The Universal Declaration of Human Rights, the International Covenant on Economic, Cultural and Social Rights, the International Convenant on Civil and Political Rights to name just three.

And then there's the ILO conventions.

Convention (159), concerning vocational rehabilitation and employment of disabled persons, has not been ratified by New Zealand Government's although it entered into force generally in international law in 1985. It is also international customary law.

Ninety other countries have ratified that Convention but not mine.

What nation-State, particularly one now led by a Labour Government, would not ratify the Convention to ensure that vocational rehabilitation and employment of disabled persons was a major priority.

It is a great irony that Hon Ruth Dyson is the Minister of ACC and is also the Minister on Disability issues.

ACC's actions, along with the actions of many other departments of State, are so far out of line with the principal International Conventions and the unratified 159 that it could almost be described as a crime against New Zealand humanity.

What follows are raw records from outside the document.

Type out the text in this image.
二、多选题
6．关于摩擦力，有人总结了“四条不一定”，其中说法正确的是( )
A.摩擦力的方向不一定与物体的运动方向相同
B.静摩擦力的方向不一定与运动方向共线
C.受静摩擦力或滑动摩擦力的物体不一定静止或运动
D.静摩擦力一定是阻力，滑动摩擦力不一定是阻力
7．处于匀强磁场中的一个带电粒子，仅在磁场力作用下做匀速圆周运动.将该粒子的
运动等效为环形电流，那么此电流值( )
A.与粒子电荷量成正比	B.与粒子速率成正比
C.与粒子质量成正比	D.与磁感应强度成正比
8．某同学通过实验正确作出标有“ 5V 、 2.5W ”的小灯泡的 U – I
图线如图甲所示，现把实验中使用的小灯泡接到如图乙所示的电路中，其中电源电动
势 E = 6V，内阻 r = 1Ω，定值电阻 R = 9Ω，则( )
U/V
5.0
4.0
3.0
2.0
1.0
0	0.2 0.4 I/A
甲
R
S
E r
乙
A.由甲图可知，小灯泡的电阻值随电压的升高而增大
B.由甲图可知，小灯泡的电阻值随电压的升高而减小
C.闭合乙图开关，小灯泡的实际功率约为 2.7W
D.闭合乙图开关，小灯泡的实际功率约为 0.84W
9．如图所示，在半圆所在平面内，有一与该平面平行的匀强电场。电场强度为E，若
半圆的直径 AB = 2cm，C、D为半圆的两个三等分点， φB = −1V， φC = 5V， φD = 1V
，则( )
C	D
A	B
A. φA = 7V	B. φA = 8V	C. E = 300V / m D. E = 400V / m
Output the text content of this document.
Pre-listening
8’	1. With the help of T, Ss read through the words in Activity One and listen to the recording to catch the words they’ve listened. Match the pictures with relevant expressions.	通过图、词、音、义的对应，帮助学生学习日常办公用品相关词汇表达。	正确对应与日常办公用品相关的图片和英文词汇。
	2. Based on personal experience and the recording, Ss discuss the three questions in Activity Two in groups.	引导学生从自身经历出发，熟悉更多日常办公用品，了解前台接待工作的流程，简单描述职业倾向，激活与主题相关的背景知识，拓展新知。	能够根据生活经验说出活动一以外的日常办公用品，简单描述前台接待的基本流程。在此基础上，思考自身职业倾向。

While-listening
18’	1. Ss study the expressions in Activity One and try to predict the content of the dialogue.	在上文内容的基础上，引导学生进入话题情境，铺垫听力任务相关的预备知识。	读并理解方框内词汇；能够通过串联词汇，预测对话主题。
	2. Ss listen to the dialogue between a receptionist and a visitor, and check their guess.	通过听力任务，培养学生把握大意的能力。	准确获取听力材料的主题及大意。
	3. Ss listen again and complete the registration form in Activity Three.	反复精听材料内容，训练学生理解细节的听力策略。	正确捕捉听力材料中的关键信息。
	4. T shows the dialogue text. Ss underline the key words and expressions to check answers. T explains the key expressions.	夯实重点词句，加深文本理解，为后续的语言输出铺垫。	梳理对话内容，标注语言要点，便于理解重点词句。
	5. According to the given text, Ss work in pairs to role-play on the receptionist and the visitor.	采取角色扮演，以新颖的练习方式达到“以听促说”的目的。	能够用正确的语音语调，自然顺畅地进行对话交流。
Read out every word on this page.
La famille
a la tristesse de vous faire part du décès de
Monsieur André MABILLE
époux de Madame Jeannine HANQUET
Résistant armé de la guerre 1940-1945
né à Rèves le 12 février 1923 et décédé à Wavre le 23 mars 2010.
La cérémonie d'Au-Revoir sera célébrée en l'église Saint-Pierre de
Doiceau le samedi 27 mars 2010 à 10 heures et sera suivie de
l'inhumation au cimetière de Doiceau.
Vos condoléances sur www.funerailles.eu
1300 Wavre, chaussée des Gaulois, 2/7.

The courts have already held that when a nation-State ratifies an International document it signals to its own citizens and to the world that it intends to abide by it.

For the most part we have not, and, we do not.

Scoop understands there are many ordinary people who now believe they are unable get fairness and justice through the Minister's and their departments and redress for the wrong can only be received by way of legal hearings.

It seems they are finally realising that New Zealand Government's have signalled to the world that our country intends to abide by these International Conventions, and so will introduce them into their cases at he arings, tribunals and the courts.

Woe-be-tide any reviewer or public administrator who does not take notice for the courts have also held there is a common law duty imposed on adminstrators and decision-makers to act legally, rationally and fairly.

Scoop also understands there is case law from the Privy Council which holds that the statutory authorisation must be conducted with reasonable care and regard for the interests of other persons. Otherwise the administrator loses their immunity.

And 'Yes Minister,' you are supposed to be in charge. Or must we now have a Commissioner of Truth and Reconciliation?